Alfred Jenkins was fired from his job and arrested for grand theft, and he held Terry Yelvington personally responsible.
In the early morning hours of Aug. 11, 2015, Jenkins drove to Yelvington’s home in Lake Alfred, shot him in the head, and stole his wallet.
After two days of deliberation, a jury convicted Jenkins on Monday of first-degree murder, robbery with a deadly weapon, and tampering with physical evidence. Immediately following his conviction, Judge Harb sentenced Jenkins to life in prison.
Yelvington was president of the employee union when Jenkins, who served as the union treasurer, was fired in April of 2009 for misconduct. The union voted not to challenge Jenkins’ termination, and because Yelvington was president, Jenkins blamed him for the loss of his job.
Jenkins held a great deal of animosity toward Yelvington “for not standing up for him,” Assistant State Attorney Paul Wallace said to jurors in opening statements.
After Jenkins was terminated, it was discovered that he stole nearly $5,000 from the union in his role as treasurer and forged checks for his own personal gain.
Yelvington pushed for a criminal investigation against Jenkins. In 2011, Jenkins was arrested for grand theft, causing him to lose a second job.
Jenkins spent over six months in jail following his arrest.
Jenkins repaid the money he stole, and the charges against him were dropped a year later, but Wallace told jurors that Jenkins still blamed Yelvington for his misfortune.
At trial, Jenkins’ ex-girlfriend testified that he’d been trying to figure out what time an unnamed man opened his garage door to leave for work in the morning because he needed to rob him and settle a debt.
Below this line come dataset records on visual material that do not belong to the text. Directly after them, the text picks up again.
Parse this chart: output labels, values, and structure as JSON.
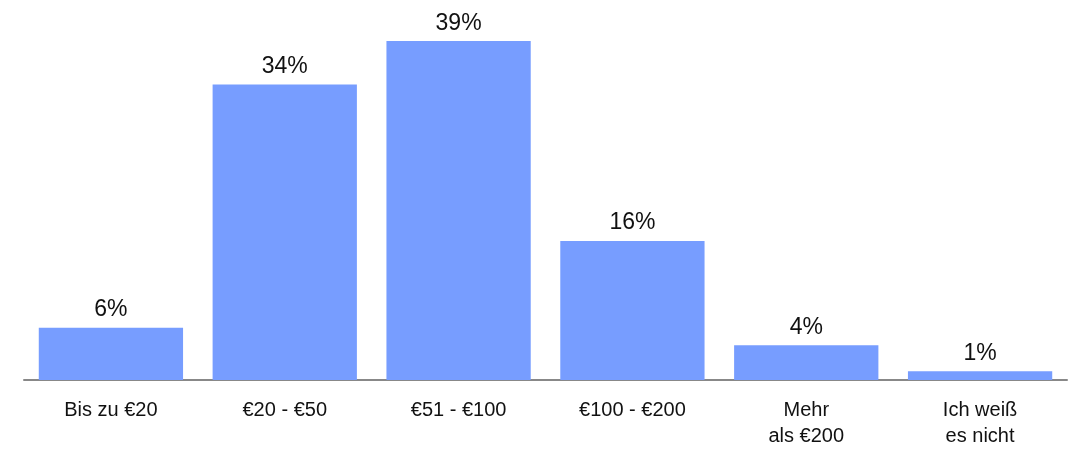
{
  "chart_data": {
    "type": "bar",
    "categories": [
      "Bis zu €20",
      "€20 - €50",
      "€51 - €100",
      "€100 - €200",
      "Mehr\nals €200",
      "Ich weiß\nes nicht"
    ],
    "values": [
      6,
      34,
      39,
      16,
      4,
      1
    ],
    "value_labels": [
      "6%",
      "34%",
      "39%",
      "16%",
      "4%",
      "1%"
    ],
    "color": "#779dff"
  }
}
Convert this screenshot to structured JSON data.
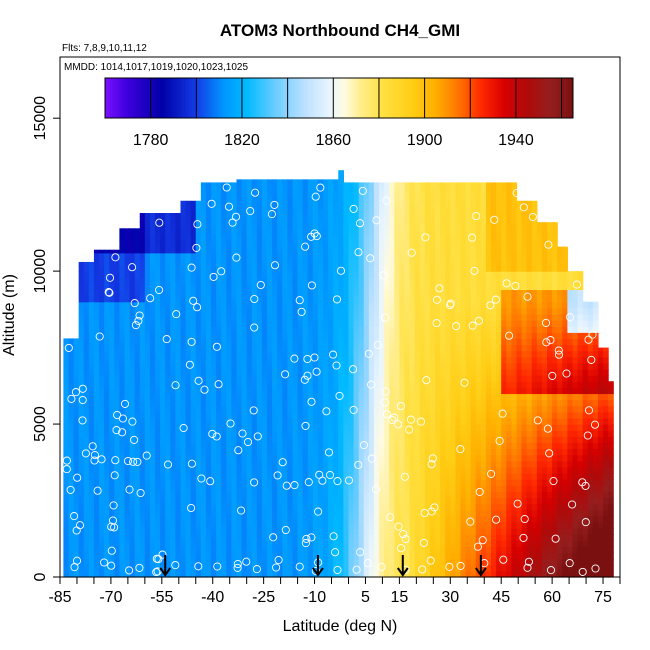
{
  "chart_data": {
    "type": "heatmap",
    "title": "ATOM3 Northbound CH4_GMI",
    "subtitle_flights": "Flts: 7,8,9,10,11,12",
    "subtitle_dates": "MMDD: 1014,1017,1019,1020,1023,1025",
    "xlabel": "Latitude (deg N)",
    "ylabel": "Altitude (m)",
    "xlim": [
      -85,
      80
    ],
    "ylim": [
      0,
      17000
    ],
    "x_tick_labels": [
      "-85",
      "-70",
      "-55",
      "-40",
      "-25",
      "-10",
      "5",
      "15",
      "30",
      "45",
      "60",
      "75"
    ],
    "x_tick_values": [
      -85,
      -70,
      -55,
      -40,
      -25,
      -10,
      5,
      15,
      30,
      45,
      60,
      75
    ],
    "x_minor_ticks": [
      -80,
      -75,
      -65,
      -60,
      -50,
      -45,
      -35,
      -30,
      -20,
      -15,
      -5,
      0,
      10,
      20,
      25,
      35,
      40,
      50,
      55,
      65,
      70,
      80
    ],
    "y_tick_labels": [
      "0",
      "5000",
      "10000",
      "15000"
    ],
    "y_tick_values": [
      0,
      5000,
      10000,
      15000
    ],
    "colorbar": {
      "range": [
        1760,
        1965
      ],
      "tick_labels": [
        "1780",
        "1820",
        "1860",
        "1900",
        "1940"
      ],
      "tick_values": [
        1780,
        1820,
        1860,
        1900,
        1940
      ],
      "boundaries": [
        1760,
        1780,
        1800,
        1820,
        1840,
        1860,
        1880,
        1900,
        1920,
        1940,
        1960
      ],
      "colors": [
        "#7a10ff",
        "#0000a8",
        "#1c4fe8",
        "#00b4ff",
        "#bfe0ff",
        "#fffbe0",
        "#ffe040",
        "#ffae00",
        "#ff2000",
        "#a00000",
        "#7a1010"
      ]
    },
    "field_description": "CH4 curtain: ~1790-1815 ppb south of 40S, increasing northward to ~1950+ ppb near 45-75N in the lower troposphere",
    "data_extent": {
      "lat_min": -84,
      "lat_max": 78,
      "alt_max": 13300
    },
    "profile_markers_lat": [
      -54,
      -9,
      16,
      39
    ]
  }
}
A few months later, Yelvington was shot and killed in his driveway.
One of Yelvington’s neighbors was woken up by gunshots around 5:30 a.m. She looked out of her window to see a dark colored Chevrolet SUV pulling out of Yelvington’s driveway.
Although she didn’t see who the shooter was, she gave law enforcement the vehicle description.
Another resident reported that he’d seen a suspicious vehicle in the neighborhood that morning sitting at a stop sign, and surveillance footage from another resident’s home showed the vehicle near Yelvington’s home around 5:24 a.m.
Law enforcement located the suspicious vehicle at Jenkins’ residence.
Jenkins’ cell records were pulled, and they showed his phone pinging less than a mile away from Yelvington’s home at 5:26 a.m., which is in the same time frame that witnesses saw the suspicious SUV.
Cell records also showed that when Jenkin’s cell phone pinged in Lake Alfred on the morning of the murder, it had utilized this cell tower on only three other dates from April 21, 2015, until the day of the murder.
Shell casings from the crime scene were tested, and FDLE determined they were a match for ammunition found to have been in Jenkins’ possession. The firearm was never recovered, as it is still missing.
Jenkin’s ex-girlfriend testified that she became aware that Jenkins disposed of the firearm he kept in his residence within several days after the murder.
At trial, the defense agreed that Yelvington’s death was tragic but that Jenkins was not the one responsible.
But Wallace reminded jurors that all the evidence only pointed to Jenkins.